优化现有数据库时首先要检查的问题是什么?

在优化(性能调优、故障排除)现有(但您不知道)的数据库时,最重要的问题是什么?按重要性排序是什么?
您之前优化中的哪些操作/措施产生了最大的效果(可能工作最少)?

What are the top issues and in which order of importance to look into while optimizing (performance tuning, troubleshooting) an existing (but unknown to you) database?
Which actions/measures in your previous optimizations gave the most effect (with possibly the minimum of work) ?

我想将这个问题分为以下几类(按照我感兴趣的顺序):

I'd like to partition this question into following categories (in order of interest to me):

  1. 需要在最短的时间内展示性能提升(改进).即最具成本效益的方法/行动;
  2. 非侵入式或最少麻烦的最有效方法(无需更改现有架构等)
  3. 侵入式方法

更新:
假设我在开发机器上有一个数据库副本,无法访问生产环境来观察实际使用中的统计信息、最常用的查询、性能计数器等.
这是与开发相关但与 DBA 无关的问题.
更新 2:
假设数据库是别人开发的,交给我优化(审核)后才交付生产.
将外包开发与最终用户分离是很常见的.

Update:
Suppose I have a copy of a database on dev machine without access to production environment to observe stats, most used queries, performance counters, etc. in real use.
This is development-related but not DBA-related question.
Update2:
Suppose the database was developed by others and was given to me for optimization (review) before it was delivered to production.
It is quite usual to have outsourced development detached from end-users.

此外,还有一种数据库设计范式,与应用程序数据存储相比,数据库本身应该是一个独立于使用它的特定应用程序或其使用上下文的值.

Besides, there is a database design paradigm that a database, in contrast to application data storage, should be a value in itself independently on specific applications that use it or on context of its use.

Update3:感谢所有回答者!你们都推我打开子问题
你如何在本地加载开发数据库(服务器)?

Update3: Thanks to all answerers! You all pushed me to open subquestion
How do you stress load dev database (server) locally?

推荐答案

如果您对数据库的运行时行为不感兴趣,例如什么是最常执行的查询和那些消耗最多时间的查询,您只能对数据库结构本身进行静态"分析.这实际上的价值要小得多,因为您只能检查一些不良设计的关键指标 - 但您无法真正了解所使用系统的动态".

If you're not interested in the runtime behavior of the database, e.g. what are the most frequently executed queries and those that consume the most time, you can only do a "static" analysis of the database structure itself. That has a lot less value, really, since you can only check for a number of key indicators of bad design - but you cannot really tell much about the "dynamics" of the system being used.

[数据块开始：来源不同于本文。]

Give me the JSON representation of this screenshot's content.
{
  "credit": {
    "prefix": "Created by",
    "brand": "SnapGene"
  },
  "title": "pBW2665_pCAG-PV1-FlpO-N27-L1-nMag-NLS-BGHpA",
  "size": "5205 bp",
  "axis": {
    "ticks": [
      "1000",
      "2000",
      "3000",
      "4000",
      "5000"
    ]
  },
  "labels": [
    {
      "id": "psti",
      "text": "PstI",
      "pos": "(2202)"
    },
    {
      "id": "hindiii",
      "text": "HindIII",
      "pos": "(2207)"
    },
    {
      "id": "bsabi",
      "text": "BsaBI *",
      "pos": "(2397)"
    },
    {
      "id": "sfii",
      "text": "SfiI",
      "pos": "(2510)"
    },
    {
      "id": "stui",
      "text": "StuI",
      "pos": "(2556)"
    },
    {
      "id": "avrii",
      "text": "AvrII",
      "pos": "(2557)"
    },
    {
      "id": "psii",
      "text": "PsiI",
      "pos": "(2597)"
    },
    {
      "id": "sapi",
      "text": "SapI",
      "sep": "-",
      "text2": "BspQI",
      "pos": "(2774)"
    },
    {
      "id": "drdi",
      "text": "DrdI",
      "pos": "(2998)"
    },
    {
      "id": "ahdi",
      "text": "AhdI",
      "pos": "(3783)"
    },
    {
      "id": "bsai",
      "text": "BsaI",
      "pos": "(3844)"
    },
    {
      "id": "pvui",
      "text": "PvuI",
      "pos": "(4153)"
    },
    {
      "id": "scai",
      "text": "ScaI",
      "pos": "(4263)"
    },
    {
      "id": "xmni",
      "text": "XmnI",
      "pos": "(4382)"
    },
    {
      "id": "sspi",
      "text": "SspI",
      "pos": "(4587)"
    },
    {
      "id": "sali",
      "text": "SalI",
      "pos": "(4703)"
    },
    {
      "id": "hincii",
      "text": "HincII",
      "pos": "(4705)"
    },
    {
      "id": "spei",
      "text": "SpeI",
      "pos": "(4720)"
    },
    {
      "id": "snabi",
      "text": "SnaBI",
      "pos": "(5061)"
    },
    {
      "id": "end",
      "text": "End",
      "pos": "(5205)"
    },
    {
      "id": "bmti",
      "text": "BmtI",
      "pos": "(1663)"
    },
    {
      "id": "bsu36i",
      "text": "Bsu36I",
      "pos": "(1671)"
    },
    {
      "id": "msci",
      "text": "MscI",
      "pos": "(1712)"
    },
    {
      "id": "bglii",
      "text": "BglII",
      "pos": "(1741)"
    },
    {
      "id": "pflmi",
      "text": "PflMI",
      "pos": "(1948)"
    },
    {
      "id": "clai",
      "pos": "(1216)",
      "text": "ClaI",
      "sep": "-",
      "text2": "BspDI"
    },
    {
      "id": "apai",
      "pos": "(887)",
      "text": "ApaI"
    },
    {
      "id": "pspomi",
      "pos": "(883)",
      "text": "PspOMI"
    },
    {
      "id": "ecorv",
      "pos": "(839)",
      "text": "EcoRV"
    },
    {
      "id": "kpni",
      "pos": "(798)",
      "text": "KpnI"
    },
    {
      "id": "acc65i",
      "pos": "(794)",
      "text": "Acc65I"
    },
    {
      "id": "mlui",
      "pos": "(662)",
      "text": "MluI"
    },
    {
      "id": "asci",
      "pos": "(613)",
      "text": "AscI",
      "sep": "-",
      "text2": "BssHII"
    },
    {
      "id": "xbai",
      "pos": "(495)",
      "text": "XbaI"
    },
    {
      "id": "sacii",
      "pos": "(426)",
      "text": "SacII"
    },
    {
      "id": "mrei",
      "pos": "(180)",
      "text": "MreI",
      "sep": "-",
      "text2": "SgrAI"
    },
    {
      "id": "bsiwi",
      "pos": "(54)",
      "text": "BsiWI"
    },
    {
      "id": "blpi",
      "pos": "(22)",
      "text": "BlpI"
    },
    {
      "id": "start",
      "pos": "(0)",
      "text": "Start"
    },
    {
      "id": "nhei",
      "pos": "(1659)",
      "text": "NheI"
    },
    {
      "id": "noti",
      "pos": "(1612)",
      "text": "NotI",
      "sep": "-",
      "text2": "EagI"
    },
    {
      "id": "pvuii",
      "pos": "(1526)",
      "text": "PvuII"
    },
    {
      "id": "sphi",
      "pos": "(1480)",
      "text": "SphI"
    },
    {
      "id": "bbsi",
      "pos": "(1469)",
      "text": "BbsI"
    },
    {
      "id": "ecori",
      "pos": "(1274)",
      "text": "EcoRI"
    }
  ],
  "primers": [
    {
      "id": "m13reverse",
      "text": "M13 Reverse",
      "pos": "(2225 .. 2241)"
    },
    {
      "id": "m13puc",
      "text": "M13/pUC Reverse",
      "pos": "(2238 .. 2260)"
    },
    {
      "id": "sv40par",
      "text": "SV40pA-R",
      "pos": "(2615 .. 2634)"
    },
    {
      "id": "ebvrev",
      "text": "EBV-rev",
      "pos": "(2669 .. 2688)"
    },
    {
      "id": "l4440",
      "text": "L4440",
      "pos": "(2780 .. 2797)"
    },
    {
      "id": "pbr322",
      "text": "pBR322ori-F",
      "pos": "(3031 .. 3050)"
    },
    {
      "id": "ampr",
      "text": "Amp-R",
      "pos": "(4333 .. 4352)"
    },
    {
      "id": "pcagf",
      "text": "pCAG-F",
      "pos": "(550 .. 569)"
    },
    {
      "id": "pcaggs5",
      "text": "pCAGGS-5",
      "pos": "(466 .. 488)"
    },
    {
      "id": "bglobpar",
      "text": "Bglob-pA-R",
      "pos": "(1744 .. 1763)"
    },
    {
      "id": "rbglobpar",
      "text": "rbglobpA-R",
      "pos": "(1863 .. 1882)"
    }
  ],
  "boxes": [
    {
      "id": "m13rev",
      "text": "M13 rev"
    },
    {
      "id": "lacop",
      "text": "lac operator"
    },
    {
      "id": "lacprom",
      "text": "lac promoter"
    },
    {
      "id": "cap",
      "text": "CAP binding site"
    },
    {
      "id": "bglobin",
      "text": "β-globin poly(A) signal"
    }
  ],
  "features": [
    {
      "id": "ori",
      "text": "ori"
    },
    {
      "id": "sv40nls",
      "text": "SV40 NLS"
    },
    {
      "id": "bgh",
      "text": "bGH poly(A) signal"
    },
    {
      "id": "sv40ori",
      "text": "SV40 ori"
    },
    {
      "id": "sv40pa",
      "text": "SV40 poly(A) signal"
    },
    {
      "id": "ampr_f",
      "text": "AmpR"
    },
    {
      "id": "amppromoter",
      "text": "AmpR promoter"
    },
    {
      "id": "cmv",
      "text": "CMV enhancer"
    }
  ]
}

我将在作为 .bak 文件获取的数据库中检查的内容 - 无法收集实时和实际运行时性能统计信息 - 将是:

Things I would check for in a database that I get as a .bak file - without the ability to collect live and actual runtime performance statistics - would be:

  1. 归一化 - 表结构是否归一化为第三范式?(至少大部分时间 - 可能有一些例外)

  1. normalization - is the table structure normalized to third normal form? (at least most of the time - there might be some exceptions)

所有表都有主键吗?(如果它没有主键,那就不是表",毕竟)

do all tables have a primary key? ("if it doesn't have a primary key, it's not a table", after all)

对于 SQL Server:是否所有的表都有好的聚集索引?一个独特的、狭窄的、静态的、最好是不断增加的聚集键——理想情况下是一个 INT IDENTITY,而且绝对不是许多字段的大型复合索引,没有 GUID 和大型 VARCHAR 字段(请参阅 Kimberly Tripp 的 优秀博文关于主题的详细信息)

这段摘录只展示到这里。